In all the time since my dad passed away just 17 months earlier, it was apparent that my mom never was happy. She lost her interest in going places, and she became weaker in stamina. While in the hospice, she said she wasn't interested in fighting to be well. She just wanted to go to the other side to be with dad. I know that she is there now. I was the last family member to see her alive, just four hours before she left this world. During the three hours I remained alone with her after the rest of the family left, she had quite the conversations in her stuporous state with my dad and others who had left this world. They were making sure certain things were taken care of before she was able to go with them. She would say to them, "I already took care of that." At 9:00 PM I said good night to her, knowing perfectly well that she would not live through the night. At 1:30 in the morning, my older brother called me to let me know that she passed on.

For the next 2-1/2 months, I continued to live in the house while my older brother made plans to sell it. Not knowing when exactly that would be, I now had the burden of finding another place to live. My cousin in Reading said I could stay at his place. I reluctantly agreed to this, knowing darn well that neither he nor his sister who he lived with are psychologically stable. Besides, I would just be cooped up in the basement on a couch. It would be yet another downhill turn. But that's not what happened. Surprisingly, I started going uphill for a change.

During the weekends that I would spend with Becky, it became apparent that Becky's mom was developing a relationship with an old friend of hers. The plan was that those two would get married and start living together at his house in August after which I could live with Becky in Hamburg.

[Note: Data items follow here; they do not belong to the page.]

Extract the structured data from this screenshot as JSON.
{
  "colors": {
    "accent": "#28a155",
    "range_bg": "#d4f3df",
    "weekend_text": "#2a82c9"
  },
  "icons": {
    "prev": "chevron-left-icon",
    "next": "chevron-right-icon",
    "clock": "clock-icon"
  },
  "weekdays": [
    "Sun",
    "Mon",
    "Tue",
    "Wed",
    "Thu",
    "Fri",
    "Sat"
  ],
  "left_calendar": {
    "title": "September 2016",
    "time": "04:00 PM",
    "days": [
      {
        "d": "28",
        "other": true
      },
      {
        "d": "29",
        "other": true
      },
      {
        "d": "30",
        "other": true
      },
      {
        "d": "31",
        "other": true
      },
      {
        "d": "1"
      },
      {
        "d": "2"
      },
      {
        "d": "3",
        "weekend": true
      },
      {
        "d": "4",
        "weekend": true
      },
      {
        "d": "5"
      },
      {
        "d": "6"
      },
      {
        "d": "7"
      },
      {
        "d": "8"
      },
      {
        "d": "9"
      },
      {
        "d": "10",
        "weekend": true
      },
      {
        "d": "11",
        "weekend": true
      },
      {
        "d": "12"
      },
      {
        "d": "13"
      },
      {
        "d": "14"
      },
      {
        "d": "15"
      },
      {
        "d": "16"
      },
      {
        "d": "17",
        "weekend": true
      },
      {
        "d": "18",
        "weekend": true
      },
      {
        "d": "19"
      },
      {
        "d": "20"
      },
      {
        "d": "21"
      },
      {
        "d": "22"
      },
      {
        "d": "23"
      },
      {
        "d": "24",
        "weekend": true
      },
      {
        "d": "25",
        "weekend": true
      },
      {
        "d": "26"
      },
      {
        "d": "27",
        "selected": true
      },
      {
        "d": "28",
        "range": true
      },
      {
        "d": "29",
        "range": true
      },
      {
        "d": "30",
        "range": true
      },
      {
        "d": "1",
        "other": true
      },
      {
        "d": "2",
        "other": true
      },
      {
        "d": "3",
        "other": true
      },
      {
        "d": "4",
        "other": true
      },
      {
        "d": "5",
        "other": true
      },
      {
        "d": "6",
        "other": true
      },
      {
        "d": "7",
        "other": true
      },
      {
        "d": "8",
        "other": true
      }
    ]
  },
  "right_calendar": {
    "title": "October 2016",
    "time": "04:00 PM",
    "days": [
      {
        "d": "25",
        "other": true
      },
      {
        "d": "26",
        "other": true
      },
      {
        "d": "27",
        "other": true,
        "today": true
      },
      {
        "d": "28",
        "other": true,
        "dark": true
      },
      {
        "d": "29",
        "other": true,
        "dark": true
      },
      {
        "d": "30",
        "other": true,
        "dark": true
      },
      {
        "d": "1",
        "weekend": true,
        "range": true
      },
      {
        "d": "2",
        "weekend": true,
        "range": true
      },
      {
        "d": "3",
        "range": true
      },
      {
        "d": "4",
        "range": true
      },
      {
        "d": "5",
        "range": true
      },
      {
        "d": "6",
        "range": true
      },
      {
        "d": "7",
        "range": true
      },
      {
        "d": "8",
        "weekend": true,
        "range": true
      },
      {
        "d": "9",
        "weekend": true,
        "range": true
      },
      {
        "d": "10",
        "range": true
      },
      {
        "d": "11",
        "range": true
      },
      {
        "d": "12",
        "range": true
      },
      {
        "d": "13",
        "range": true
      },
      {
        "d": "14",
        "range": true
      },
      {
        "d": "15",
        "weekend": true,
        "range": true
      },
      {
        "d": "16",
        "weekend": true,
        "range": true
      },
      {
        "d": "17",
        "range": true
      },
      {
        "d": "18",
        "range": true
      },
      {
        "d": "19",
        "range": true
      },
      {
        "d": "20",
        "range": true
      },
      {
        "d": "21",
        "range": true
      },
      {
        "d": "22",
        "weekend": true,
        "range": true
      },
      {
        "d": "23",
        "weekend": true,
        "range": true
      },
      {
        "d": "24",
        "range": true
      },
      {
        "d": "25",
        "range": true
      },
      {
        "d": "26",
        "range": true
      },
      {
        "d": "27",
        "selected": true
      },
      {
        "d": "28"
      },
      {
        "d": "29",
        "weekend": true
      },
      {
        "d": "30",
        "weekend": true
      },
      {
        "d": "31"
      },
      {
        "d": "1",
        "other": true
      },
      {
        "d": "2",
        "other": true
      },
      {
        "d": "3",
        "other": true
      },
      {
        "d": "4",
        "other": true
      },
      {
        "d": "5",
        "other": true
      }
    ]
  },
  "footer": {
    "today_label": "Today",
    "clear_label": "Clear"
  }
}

It was a relief just knowing that even if I did live with my cousin that that situation would only be temporary. But there was yet another twist. I continued to live at my mom's house until March, which is when we finally cleaned it out and put it up for sale, and Becky's mom and her boyfriend decided that they would get married in June instead. So, since March, I have been living in Hamburg with Becky and her nineteen-year-old daughter Brittany. Becky's mom, Pam, is now happily married and living with her husband, Ken, just two miles away.

Being with Becky finally brings me a notion of being at home. I am not only sharing my life with a special woman who says she loves me (something I rarely ever heard out of the mouth of Bianca), but I am also in the company of a woman and her amazing daughter who accept me for who I am, the way I am, despite my struggles, and despite having autism. They have plenty of challenges of their own to tell about, which makes them all the more understanding and patient with mine. With them, I feel like I have a reason to be settled without feeling the need to run off elsewhere to find my success.

As I said in the closing words of my book "The Doctor Is In," success shouldn’t be measured by how much money someone makes but in what they accomplish in life…..I endured a lot, and I learned a lot. I accomplished a lot, and I helped, and continue to help, a lot of people along the course of my own journey into Self-discovery. That is success. With that in mind, I am one of the most successful people I know. And I look forward to whatever situations, good or bad, life presents me with. They are all my teachers; they are all what my Spiritual strength develops from.